J’ai aimé fort le Laos.
Le Laos est un pays pauvre. Quand nous sommes remontés, en bus, de Vientiane jusqu’à Luang Prabang en passant par Vang Vieng, Mickaël m’a dit : « J’ai l’impression que le Cambodge il y a neuf ans était plus développé que le Laos aujourd’hui. ».
C’est dire. Vu que déjà, le Cambodge.
Il y a les routes, mais il y a aussi l’éducation, l’alphabétisation, et la situation sanitaire du pays qui reste très précaire. Nous avons lu que le paludisme laotien est l’un des plus coriaces du monde (nous ne prenons pas de traitement préventif anti-palu).
Le mot d’ordre pour nous cinq était donc de ne pas tomber malade. Pas d’accident, pas de coupure, pas de chute, pas d’infection, rien du tout. Parce que, à l’exception de la Nouvelle-Zélande, dans tous les autres pays que nous avons traversés, nous avons expérimenté les hôpitaux.
Or les hôpitaux laotiens manquent clairement de moyens, d’équipements, de médicaments, et de professionnels formés. C’est-à-dire que s’il vous arrive un truc grave au Laos – et même un truc pas grave comme une otite qui s’infecte, d’après l’expérience d’un Laotien qui nous raconte un peu la vie ici – il est bon d’avoir les moyens de se payer un vol pour Bangkok.
Nous étions prévenus. Il nous restait un rendez-vous à l’hôpital pour un dernier vaccin antirabique assorti d’une dernière injection anti-tétanos pour moi. Nous avons choisi de prolonger notre séjour à Vientiane pour les faire au Centre Médical Français qui semblait correct. Ça s’est bien passé.
La vie, la rue
Une particularité du Laos, c’est que les rues du centre-ville, à Vientiane et à Luang Prabang au moins, sont souvent à sens unique. C’est très agréable. Même si, ici, les autos roulent dans le même sens que chez nous, donc t’es quand même moins en panique pour traverser la route parce que tu peux garder les mêmes réflexes de regarder d’abord à droite, puis à gauche, puis encore à droite, ou l’inverse, enfin je ne sais plus et c’est bien ça le problème. Après six mois de circulation inversée, puis re-comme chez nous, et re-inversée, et encore comme chez nous, je ne sais plus où regarder avant de traverser. Donc le sens unique c’est bien !

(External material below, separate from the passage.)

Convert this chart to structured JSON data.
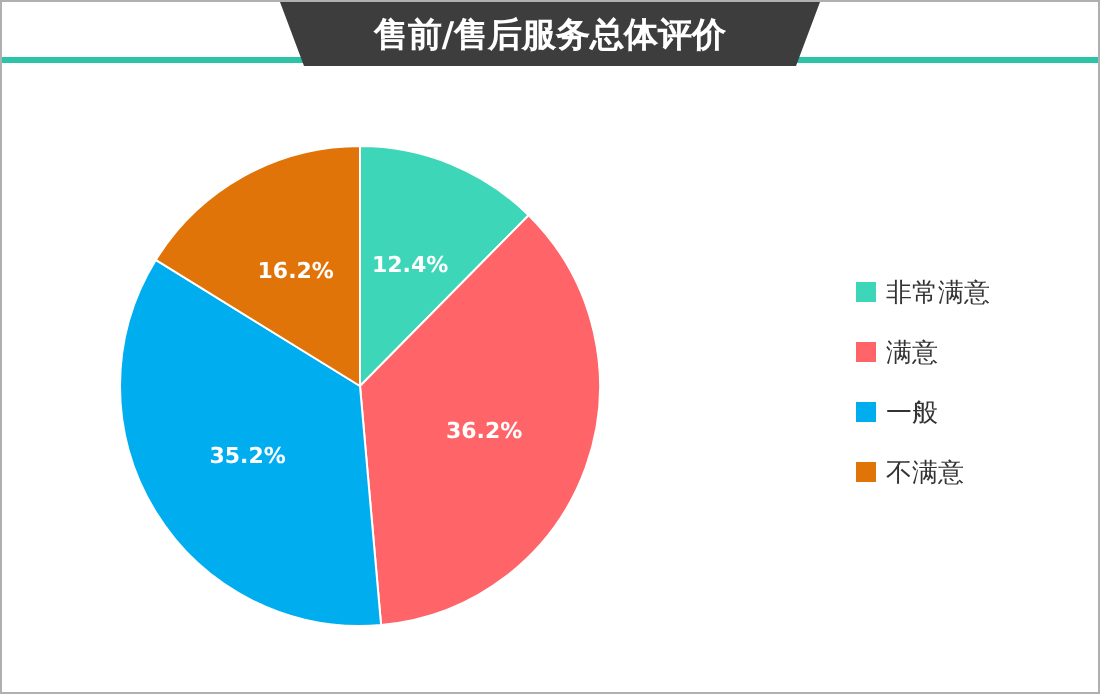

Il y a d’autres petites choses surprenantes. Par exemple, les flexibles de douche sont toujours trop courts.
Trop courts comme : si tu laisses pendre le pommeau de douche depuis là où le flexible est accroché, il ne touche pas par terre. Il pend comme, enfin il pend.
Et le fil électrique des bouilloires, quand il y en a à disposition dans les guesthouses, aussi. 3 cm. Allez, 4. Moins long que, ma main à plat, la distance entre mon pouce et mon auriculaire. Très pratique. Au moins tu peux pas la brancher à un endroit où un enfant, au hasard Lulu, par exemple, au hasard quoi, peut se prendre les pieds dedans.
Mais pour en revenir à la rue, au-delà des sens uniques de circulation, il y a quelques règles implicites à respecter. Des règles de pudeur et de secret, qui tournent globalement autour de l’idée qu’on ne fait pas de démonstration dans la rue. Mais moi je ne suis ni pudique ni secrète, j’aimerais bien mais non, alors j’ai besoin qu’on m’explicite.
D’abord, on s’habille décemment. Ça veut dire que les hommes ne se baladent pas torse-nu, ni les femmes en mini-short et petit-top-regarde-mon-nombril-comme-il-est-beau-(et-mon-ventre-plat-t’as-vu).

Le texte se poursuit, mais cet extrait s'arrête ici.